Covid, Remuzzi: “Ero alla partita Atalanta-Valencia del 19 febbraio”

Il Corriere della Sera ha parlato anche della famosa partita Atalanta-Valencia disputata a San Siro il 19 febbraio, chiedendo se sia stata la “bomba” che ha fatto esplodere il contagio. Remuzzi ha ricordato che lui era presente a quella partita, anche se non andava allo stadio da vent’anni. Dopo quel giorno no nci è più tornato. “Un nostro fornitore aveva biglietti omaggio e ci teneva molto che andassi con lui e gli altri ospiti. Partimmo insieme da Bergamo, su un pullmino. La cosa incredibile è che durante il viaggio, mi chiese di fare un piccolo discorso su questa malattia misteriosa si cui si parlava tanto. Mentre stavo entrando in un focolaio di massa. In uno stadio con dentro 44mila persone. Ero seduto accanto a un sacerdote bergamasco, grande intenditore di calcio. A ogni gol, e ne segnammo quattro, mi abbracciava” ha raccontato il medico, sottolineando che nessuno del suo gruppo si è ammalato. Remuzzi ha spiegato che erano lontani da una corretta percezione della realtà all’inizio, sottolineando che se tornasse indietro non si presenterebbe più nei talk show che diffondono disinformazione. 

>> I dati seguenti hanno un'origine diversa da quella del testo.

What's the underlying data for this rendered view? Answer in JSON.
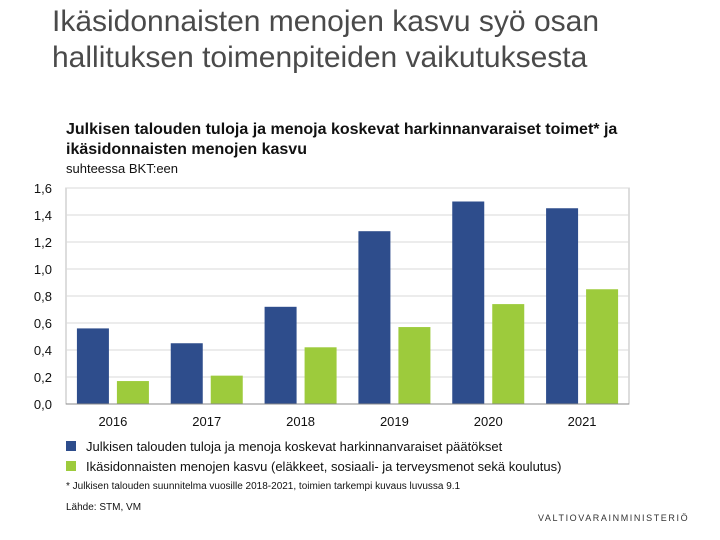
{
  "slide": {
    "title": "Ikäsidonnaisten menojen kasvu syö osan hallituksen toimenpiteiden vaikutuksesta"
  },
  "chart_data": {
    "type": "bar",
    "title": "Julkisen talouden tuloja ja menoja koskevat harkinnanvaraiset toimet* ja ikäsidonnaisten menojen kasvu",
    "subtitle": "suhteessa  BKT:een",
    "categories": [
      "2016",
      "2017",
      "2018",
      "2019",
      "2020",
      "2021"
    ],
    "series": [
      {
        "name": "Julkisen talouden tuloja ja menoja koskevat harkinnanvaraiset päätökset",
        "color": "#2e4d8c",
        "values": [
          0.56,
          0.45,
          0.72,
          1.28,
          1.5,
          1.45
        ]
      },
      {
        "name": "Ikäsidonnaisten menojen kasvu (eläkkeet, sosiaali- ja terveysmenot sekä koulutus)",
        "color": "#9dcb3c",
        "values": [
          0.17,
          0.21,
          0.42,
          0.57,
          0.74,
          0.85
        ]
      }
    ],
    "ylim": [
      0,
      1.6
    ],
    "yticks": [
      "0,0",
      "0,2",
      "0,4",
      "0,6",
      "0,8",
      "1,0",
      "1,2",
      "1,4",
      "1,6"
    ],
    "xlabel": "",
    "ylabel": "",
    "grid": true,
    "legend_position": "bottom"
  },
  "footnote": "* Julkisen talouden suunnitelma vuosille 2018-2021, toimien tarkempi kuvaus luvussa 9.1",
  "source": "Lähde: STM, VM",
  "logo_text": "VALTIOVARAINMINISTERIÖ"
}
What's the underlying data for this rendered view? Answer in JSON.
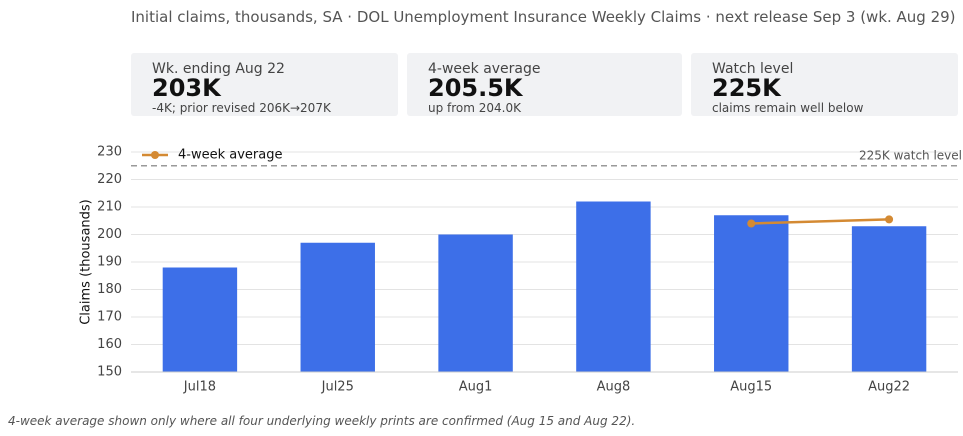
{
  "header": {
    "title": "Initial claims, thousands, SA · DOL Unemployment Insurance Weekly Claims · next release Sep 3 (wk. Aug 29)"
  },
  "cards": [
    {
      "label": "Wk. ending Aug 22",
      "value": "203K",
      "note": "-4K; prior revised 206K→207K"
    },
    {
      "label": "4-week average",
      "value": "205.5K",
      "note": "up from 204.0K"
    },
    {
      "label": "Watch level",
      "value": "225K",
      "note": "claims remain well below"
    }
  ],
  "chart_data": {
    "type": "bar",
    "y_label": "Claims (thousands)",
    "categories": [
      "Jul18",
      "Jul25",
      "Aug1",
      "Aug8",
      "Aug15",
      "Aug22"
    ],
    "values": [
      188,
      197,
      200,
      212,
      207,
      203
    ],
    "color": "#3d6fe8",
    "series": [
      {
        "name": "4-week average",
        "color": "#d48a33",
        "values": [
          null,
          null,
          null,
          null,
          204,
          205.5
        ]
      }
    ],
    "reference_lines": [
      {
        "value": 225,
        "label": "225K watch level"
      }
    ],
    "ylim": [
      150,
      230
    ],
    "yticks": [
      150,
      160,
      170,
      180,
      190,
      200,
      210,
      220,
      230
    ],
    "grid": true,
    "legend": "upper left"
  },
  "footnote": "4-week average shown only where all four underlying weekly prints are confirmed (Aug 15 and Aug 22)."
}
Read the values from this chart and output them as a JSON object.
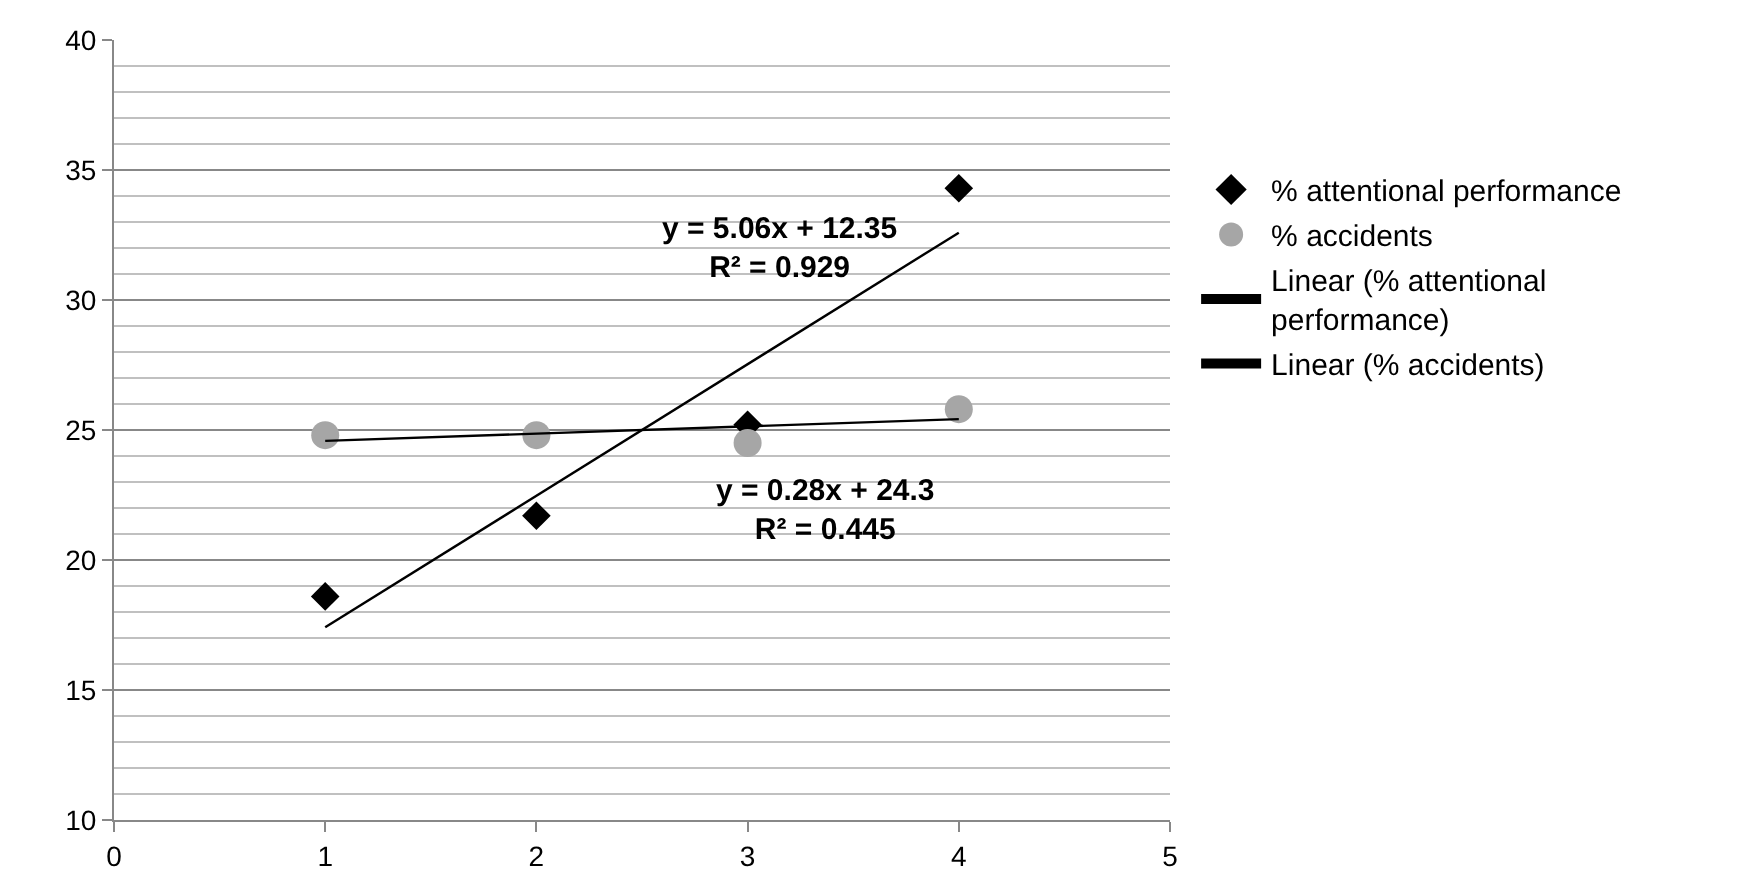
{
  "chart_data": {
    "type": "scatter",
    "xlim": [
      0,
      5
    ],
    "xticks": [
      0,
      1,
      2,
      3,
      4,
      5
    ],
    "ylim": [
      10,
      40
    ],
    "yticks": [
      10,
      15,
      20,
      25,
      30,
      35,
      40
    ],
    "grid": "y",
    "legend": "right",
    "series": [
      {
        "name": "% attentional performance",
        "color": "#000000",
        "marker": "diamond",
        "x": [
          1,
          2,
          3,
          4
        ],
        "values": [
          18.6,
          21.7,
          25.2,
          34.3
        ]
      },
      {
        "name": "% accidents",
        "color": "#a6a6a6",
        "marker": "circle",
        "x": [
          1,
          2,
          3,
          4
        ],
        "values": [
          24.8,
          24.8,
          24.5,
          25.8
        ]
      },
      {
        "name": "Linear (% attentional performance)",
        "type": "line",
        "color": "#000000",
        "marker": "none",
        "x": [
          1,
          4
        ],
        "values": [
          17.41,
          32.59
        ]
      },
      {
        "name": "Linear (% accidents)",
        "type": "line",
        "color": "#000000",
        "marker": "none",
        "x": [
          1,
          4
        ],
        "values": [
          24.58,
          25.42
        ]
      }
    ],
    "annotations": [
      "y = 5.06x + 12.35\nR² = 0.929",
      "y = 0.28x + 24.3\nR² = 0.445"
    ]
  }
}
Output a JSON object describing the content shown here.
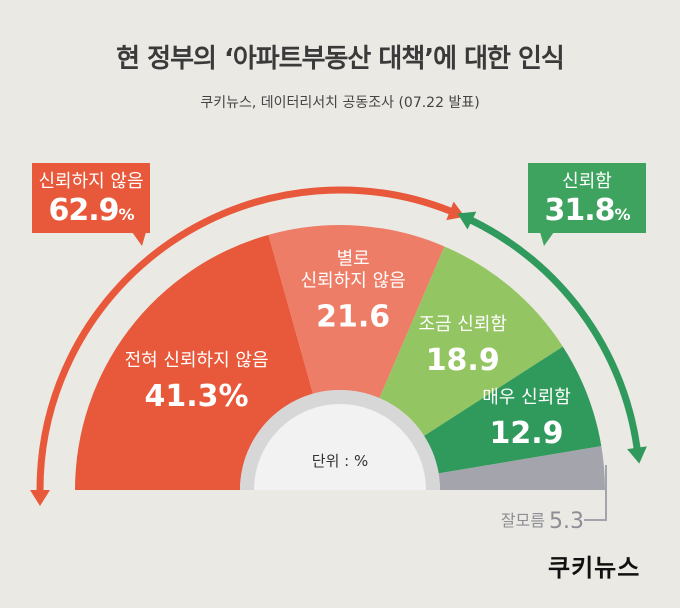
{
  "title": "현 정부의 ‘아파트부동산 대책’에 대한 인식",
  "subtitle": "쿠키뉴스, 데이터리서치 공동조사 (07.22 발표)",
  "unit_label": "단위 : %",
  "callouts": {
    "distrust": {
      "label": "신뢰하지 않음",
      "value": "62.9",
      "unit": "%"
    },
    "trust": {
      "label": "신뢰함",
      "value": "31.8",
      "unit": "%"
    }
  },
  "logo": "쿠키뉴스",
  "colors": {
    "background": "#ebe9e4",
    "not_at_all": "#e8583a",
    "not_really": "#ee7d67",
    "somewhat": "#94c563",
    "very": "#2f9a5b",
    "dont_know": "#a4a4ac",
    "distrust_arrow": "#e8583a",
    "trust_arrow": "#3ea35f"
  },
  "chart_data": {
    "type": "pie",
    "shape": "semicircle",
    "unit": "%",
    "categories": [
      "전혀 신뢰하지 않음",
      "별로 신뢰하지 않음",
      "조금 신뢰함",
      "매우 신뢰함",
      "잘모름"
    ],
    "values": [
      41.3,
      21.6,
      18.9,
      12.9,
      5.3
    ],
    "groups": [
      {
        "name": "신뢰하지 않음",
        "value": 62.9
      },
      {
        "name": "신뢰함",
        "value": 31.8
      }
    ]
  }
}
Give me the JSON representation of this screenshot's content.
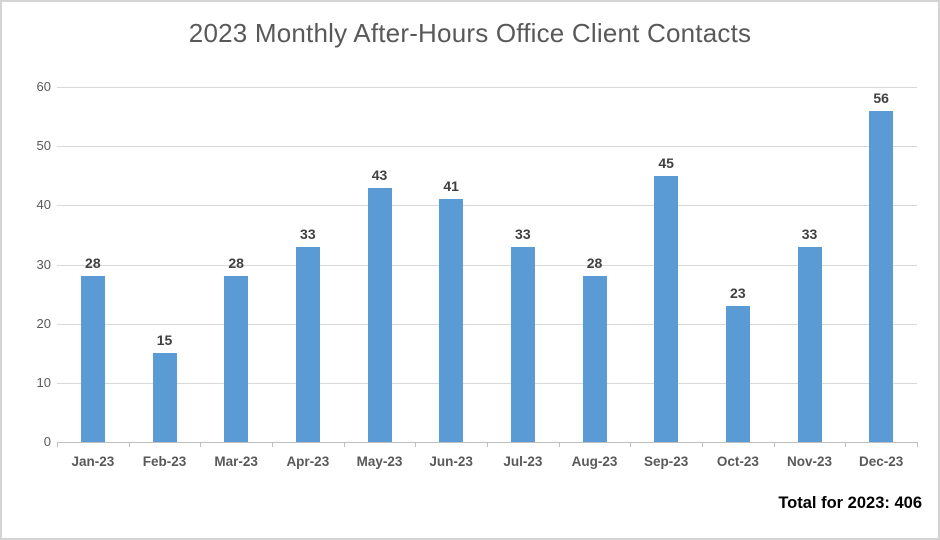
{
  "chart_data": {
    "type": "bar",
    "title": "2023 Monthly After-Hours Office Client Contacts",
    "categories": [
      "Jan-23",
      "Feb-23",
      "Mar-23",
      "Apr-23",
      "May-23",
      "Jun-23",
      "Jul-23",
      "Aug-23",
      "Sep-23",
      "Oct-23",
      "Nov-23",
      "Dec-23"
    ],
    "values": [
      28,
      15,
      28,
      33,
      43,
      41,
      33,
      28,
      45,
      23,
      33,
      56
    ],
    "data_labels_shown": true,
    "xlabel": "",
    "ylabel": "",
    "ylim": [
      0,
      60
    ],
    "yticks": [
      0,
      10,
      20,
      30,
      40,
      50,
      60
    ],
    "grid": "horizontal",
    "legend": "none",
    "total": 406,
    "total_label": "Total for 2023: 406",
    "colors": {
      "bar": "#5b9bd5",
      "title_text": "#595959",
      "axis_text": "#595959",
      "data_label_text": "#404040",
      "gridline": "#d9d9d9",
      "axis_line": "#bfbfbf",
      "total_text": "#000000",
      "frame_border": "#d3d3d3",
      "background": "#ffffff"
    }
  }
}
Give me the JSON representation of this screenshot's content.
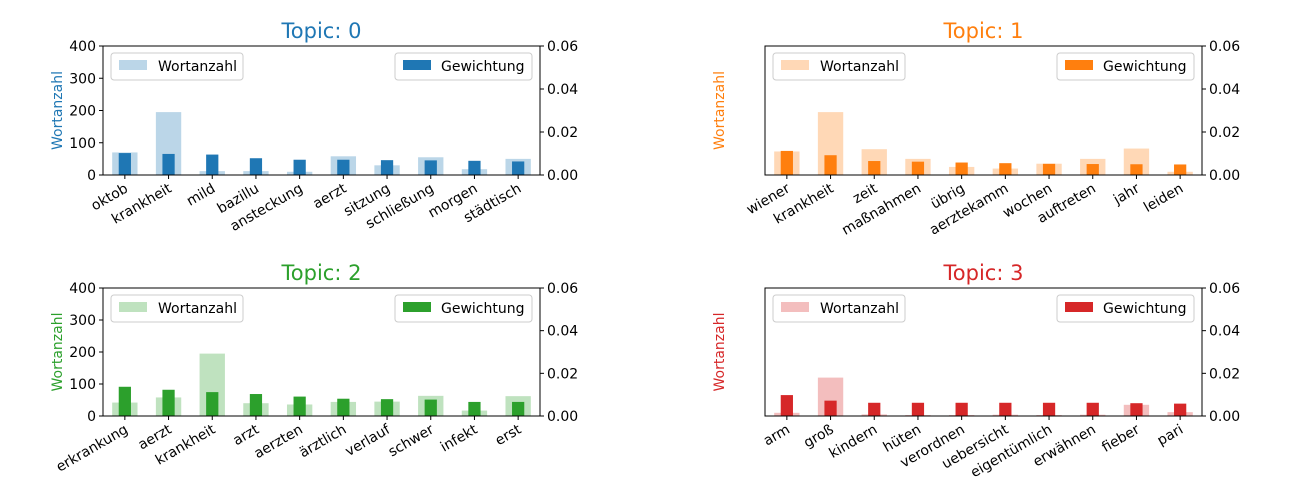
{
  "chart_data": [
    {
      "type": "bar",
      "title": "Topic: 0",
      "color": "#1f77b4",
      "categories": [
        "oktob",
        "krankheit",
        "mild",
        "bazillu",
        "ansteckung",
        "aerzt",
        "sitzung",
        "schließung",
        "morgen",
        "städtisch"
      ],
      "ylabel": "Wortanzahl",
      "ylim": [
        0,
        400
      ],
      "yticks": [
        "0",
        "100",
        "200",
        "300",
        "400"
      ],
      "y2lim": [
        0,
        0.06
      ],
      "y2ticks": [
        "0.00",
        "0.02",
        "0.04",
        "0.06"
      ],
      "series": [
        {
          "name": "Wortanzahl",
          "axis": "left",
          "values": [
            70,
            195,
            12,
            12,
            10,
            58,
            30,
            55,
            18,
            50
          ]
        },
        {
          "name": "Gewichtung",
          "axis": "right",
          "values": [
            0.0102,
            0.0098,
            0.0095,
            0.0078,
            0.0071,
            0.0071,
            0.0069,
            0.0068,
            0.0066,
            0.0063
          ]
        }
      ]
    },
    {
      "type": "bar",
      "title": "Topic: 1",
      "color": "#ff7f0e",
      "categories": [
        "wiener",
        "krankheit",
        "zeit",
        "maßnahmen",
        "übrig",
        "aerztekamm",
        "wochen",
        "auftreten",
        "jahr",
        "leiden"
      ],
      "ylabel": "Wortanzahl",
      "ylim": [
        0,
        400
      ],
      "yticks": [],
      "y2lim": [
        0,
        0.06
      ],
      "y2ticks": [
        "0.00",
        "0.02",
        "0.04",
        "0.06"
      ],
      "series": [
        {
          "name": "Wortanzahl",
          "axis": "left",
          "values": [
            73,
            195,
            80,
            50,
            25,
            20,
            35,
            50,
            82,
            10
          ]
        },
        {
          "name": "Gewichtung",
          "axis": "right",
          "values": [
            0.0112,
            0.0092,
            0.0065,
            0.0062,
            0.0058,
            0.0055,
            0.0052,
            0.0051,
            0.005,
            0.0049
          ]
        }
      ]
    },
    {
      "type": "bar",
      "title": "Topic: 2",
      "color": "#2ca02c",
      "categories": [
        "erkrankung",
        "aerzt",
        "krankheit",
        "arzt",
        "aerzten",
        "ärztlich",
        "verlauf",
        "schwer",
        "infekt",
        "erst"
      ],
      "ylabel": "Wortanzahl",
      "ylim": [
        0,
        400
      ],
      "yticks": [
        "0",
        "100",
        "200",
        "300",
        "400"
      ],
      "y2lim": [
        0,
        0.06
      ],
      "y2ticks": [
        "0.00",
        "0.02",
        "0.04",
        "0.06"
      ],
      "series": [
        {
          "name": "Wortanzahl",
          "axis": "left",
          "values": [
            42,
            58,
            195,
            40,
            36,
            44,
            45,
            63,
            17,
            62
          ]
        },
        {
          "name": "Gewichtung",
          "axis": "right",
          "values": [
            0.0137,
            0.0123,
            0.0112,
            0.0103,
            0.0091,
            0.0081,
            0.0079,
            0.0077,
            0.0066,
            0.0066
          ]
        }
      ]
    },
    {
      "type": "bar",
      "title": "Topic: 3",
      "color": "#d62728",
      "categories": [
        "arm",
        "groß",
        "kindern",
        "hüten",
        "verordnen",
        "uebersicht",
        "eigentümlich",
        "erwähnen",
        "fieber",
        "pari"
      ],
      "ylabel": "Wortanzahl",
      "ylim": [
        0,
        400
      ],
      "yticks": [],
      "y2lim": [
        0,
        0.06
      ],
      "y2ticks": [
        "0.00",
        "0.02",
        "0.04",
        "0.06"
      ],
      "series": [
        {
          "name": "Wortanzahl",
          "axis": "left",
          "values": [
            10,
            120,
            5,
            3,
            3,
            4,
            3,
            4,
            35,
            12
          ]
        },
        {
          "name": "Gewichtung",
          "axis": "right",
          "values": [
            0.0098,
            0.0072,
            0.0062,
            0.0062,
            0.0062,
            0.0062,
            0.0062,
            0.0062,
            0.006,
            0.0058
          ]
        }
      ]
    }
  ]
}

Covid, Remuzzi: “Stiamo andando verso la fine della pandemia”

Giuseppe Remuzzi aveva firmato un documento insieme ad altri nove esperti nel giugno 2020 in cui era spiegato che il virus era più debole. “A un certo punto non arrivavano più malati nei Pronto soccorsi. Ci fu davvero una fase in cui i sintomi della malattia si fecero più deboli. Non fu una mia iniziativa, non ero tanto convinto di firmare, ma le critiche furono ingiuste. Si fotografava una situazione. In quel momento, era così. Le cose purtroppo cambiarono nell’autunno seguente. Con il senno di poi fu un errore, ma non lo rimpiango” ha spiegato. Per lui il giorno migliore è stato il 27 dicembre 2020, quando il direttore dell’azienda sanitaria di Bergamo gli ha chiesto di fare per primo il vaccino. “Cito un recente lavoro pubblicato su Lancet: il virus rimarrà con noi per tanti anni, ma stiamo andando verso la fine della pandemia. E non ci sarà più un momento come quello iniziale, quando non sapevamo nulla, per colpa nostra” ha concluso il medico.